Segundo Davico, a sociedade se comporta como se quisesse que esse sofrimento das mulheres estupradas fosse contínuo e perpétuo. "Acham que elas têm que denunciar na hora da violência, sem querer indenização, que é um direito previsto em lei. Falo em sofrimento eterno porque muitas mulheres se matam depois da violência", diz.

'Não sabia que era estupro'

A maioria das violências contra mulheres não acontecem em becos escuros, por homens que as vítimas nunca viram. De acordo com o Anuário Brasileiro de Segurança Pública de 2023, 68,3% dos casos dos estupros de vulneráveis acontecem dentro de casa e 86% das vítimas de zero a 13 anos conhecem os agressores.

Já presenciei uma vítima de violência sexual que tinha 10 anos e chorou muito ao ver a prisão do 'pai' agressor. Muitas crianças não têm noção de que aquilo é errado, ruim ou um crime, acham que é demonstração de amor, pois ela está sofrendo na mão de uma das pessoas em que mais confia no mundo, diz Davico.

A delegada diz que fazer a oitiva com essas crianças é sempre difícil, pois é ali que um conto de fadas é derrubado e começam a se criar ainda mais traumas. "E há também o espiral de culpa: da criança que deixou, da mãe que não vigiou?", completa.

Outro flagrante de sua carreira foi uma menina que tinha em torno de 16 anos e era abusada pelo padrasto. Ela, junto com a mãe, era completamente isolada do mundo, e nem sabia o que era sexo.

"Ela não tinha ideia do que era aquilo, que poderia ter pegado uma doença, engravidado, porque o padrasto inseriu um sistema de violência tão grande dentro do âmbito familiar que ela não tinha amigos, celular, não via televisão, nunca estava desacompanhada", conta Davico. Os parentes da mãe dessa menina nem sabiam que elas ainda estavam vivas, pois não se falavam há anos.
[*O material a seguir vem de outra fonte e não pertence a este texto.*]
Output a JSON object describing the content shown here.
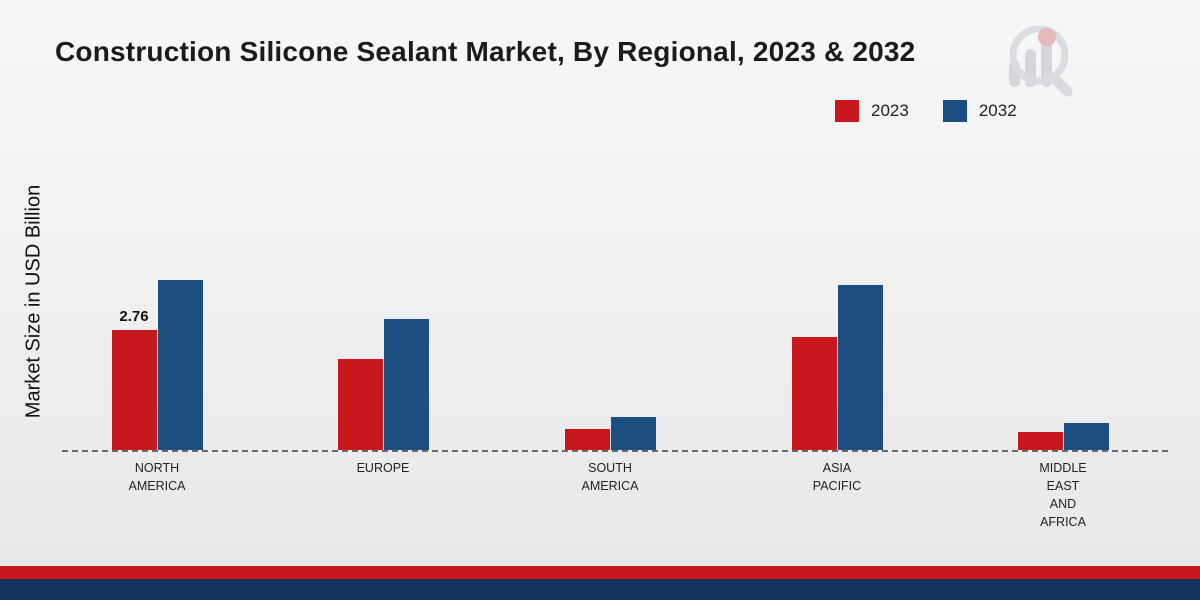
{
  "page": {
    "title": "Construction Silicone Sealant Market, By Regional, 2023 & 2032",
    "ylabel": "Market Size in USD Billion"
  },
  "legend": [
    {
      "label": "2023",
      "color": "#c9181d"
    },
    {
      "label": "2032",
      "color": "#1c4e80"
    }
  ],
  "colors": {
    "series_2023": "#c9181d",
    "series_2032": "#1c4e80",
    "footer_red_band": "#c9181d",
    "footer_navy_band": "#16335f",
    "baseline": "#6a6a6a"
  },
  "chart_data": {
    "type": "bar",
    "title": "Construction Silicone Sealant Market, By Regional, 2023 & 2032",
    "xlabel": "",
    "ylabel": "Market Size in USD Billion",
    "categories": [
      "NORTH AMERICA",
      "EUROPE",
      "SOUTH AMERICA",
      "ASIA PACIFIC",
      "MIDDLE EAST AND AFRICA"
    ],
    "category_lines": [
      [
        "NORTH",
        "AMERICA"
      ],
      [
        "EUROPE"
      ],
      [
        "SOUTH",
        "AMERICA"
      ],
      [
        "ASIA",
        "PACIFIC"
      ],
      [
        "MIDDLE",
        "EAST",
        "AND",
        "AFRICA"
      ]
    ],
    "series": [
      {
        "name": "2023",
        "color": "#c9181d",
        "values": [
          2.76,
          2.1,
          0.48,
          2.6,
          0.42
        ]
      },
      {
        "name": "2032",
        "color": "#1c4e80",
        "values": [
          3.91,
          3.0,
          0.75,
          3.8,
          0.62
        ]
      }
    ],
    "annotations": [
      {
        "series": "2023",
        "category": "NORTH AMERICA",
        "text": "2.76"
      }
    ],
    "ylim": [
      0,
      4.5
    ],
    "grid": false,
    "baseline_style": "dashed",
    "legend_position": "top-right"
  }
}
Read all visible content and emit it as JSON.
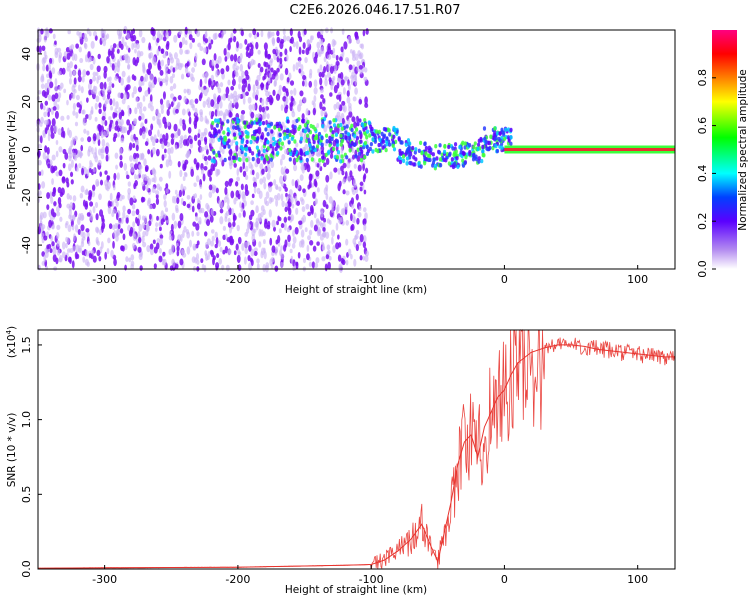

Em outro caso, Davico foi consultada por uma amiga médica sobre algo que estava vendo no hospital. Era uma menina de apenas três anos que começou a apresentar um comportamento muito diferente após a prisão do pai. A família achava que era saudade, mas era consequência do abuso sexual.

Crianças são vítimas de estupro em casa - Getty Images - Getty Images
Crianças são vítimas de estupro em casa
Imagem: Getty Images

"A psicóloga encaminhou a menina para o atendimento ginecológico e descobriram ali que o pai abusava dessa criança. Que seu comportamento era porque ela estava com abstinência sexual, por conta dos atos feitos por aquele homem, sem nem entender o que era aquele estimulo fisiológico", conta a delegada.

"Vivemos em um mundo sombrio. O Brasil precisa parar de achar que a violência só acontece quando a mulher sai na rua e é capturada por um monstro", completa.